Personal information
- Full name: Stylianos Delibasis
- Date of birth: 4 December 1987 (age 38)
- Place of birth: Rethymno, Crete, Greece
- Height: 1.77 m (5 ft 10 in)
- Position: Midfielder

Team information
- Current team: Episkopi
- Number: 8

Youth career
- 1996–2002: EA Rethymno
- 2002–2004: EAR 2000
- 2004–2005: Doxa Platane
- 2005–2007: PAOK

Senior career*
- Years: Team / Apps / (Gls)
- 2007–2010: PAOK / 0 / (0)
- 2008–2009: → Agrotikos Asteras (loan) / 18 / (0)
- 2009–2010: → Kozani (loan) / 28 / (1)
- 2010–2011: Ionikos / 29 / (1)
- 2011–2012: Iraklis Psachna / 22 / (1)
- 2012–: Episkopi / 32 / (3)

= Stelios Delibasis =

Greek footballer

Stylianos "Stelios" Delibasis (Στέλιος Δελήμπασης; born 4 December 1987) is a Greek footballer who currently plays for Episkopi in the Football League 2. He has previously played for Agrotikos Asteras and Kozani on loan from PAOK, as well as Ionikos and Iraklis Psachna.

==Career==

===Early career===
Born in Rethymno, Delibasis started his youth career at EAR 2000's academies in 1996 and was promoted to the first team in 2002. In 2004, he moved to Delta Ethniki side Doxa Platane and stayed there for a year, moving to the youth team of PAOK in 2005.

===PAOK===
He was promoted to the first team of PAOK in 2007, but despite good performances in pre-season friendly matches, he was not deemed fit to play in competitive matches.

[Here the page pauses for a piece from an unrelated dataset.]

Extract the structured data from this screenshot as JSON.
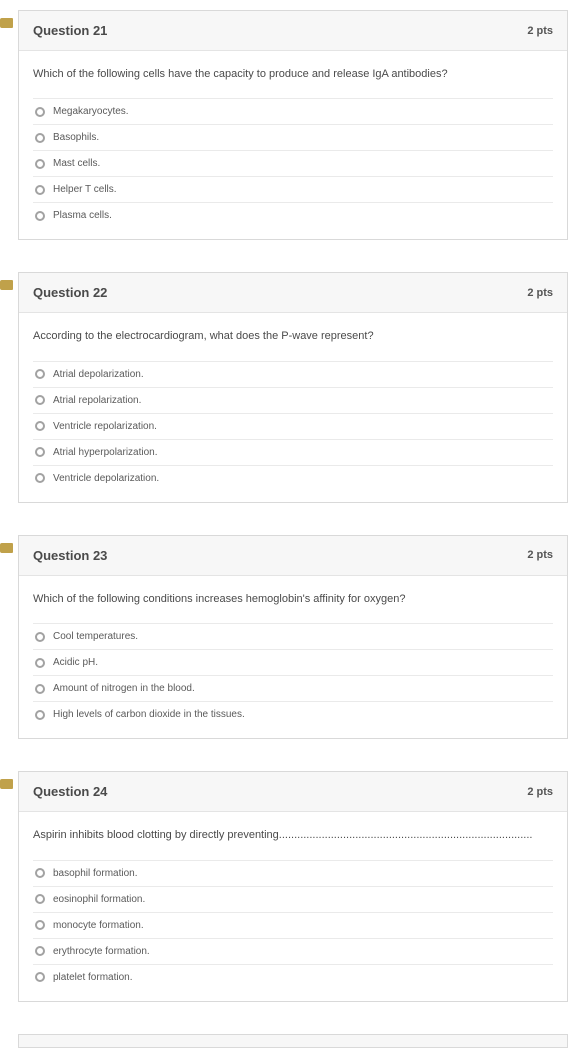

PAOK proposed a loan move to Thermaikos in August, but Delibasis denied, as he wanted to fight for a place in the starting lineup.

A first team opportunity never came by, so in 2008 he was loaned out to Agrotikos Asteras in the Football League, for which he appeared in 18 league matches. In 2009, he joined Football League 2 side Kozani, again on loan – he made 28 appearances for the club, scoring a goal.

===Ionikos===
Delibasis was released from PAOK in July 2010 and joined Ionikos, who were playing in the Football League at the time. There, he made 29 league appearances and scored the winning goal in a home match against Anagennisi Karditsa – in the season's end however, Ionikos were relegated to the Football League 2 due to forgery, and Delibasis was subsequently released.

===Iraklis Psachna===
In 2011, Delibasis joined Evia-based Iraklis Psachna, who were recently promoted to the Football League. He made 22 league appearances for the club, scoring one goal in an away game against Vyzas which ended 1–1.

===Episkopi===
After seven years away from Rethymno, Delibasis returned to his hometown in summer 2012 to play for local team Episkopi, who were promoted to the Football League 2 for the first time in history.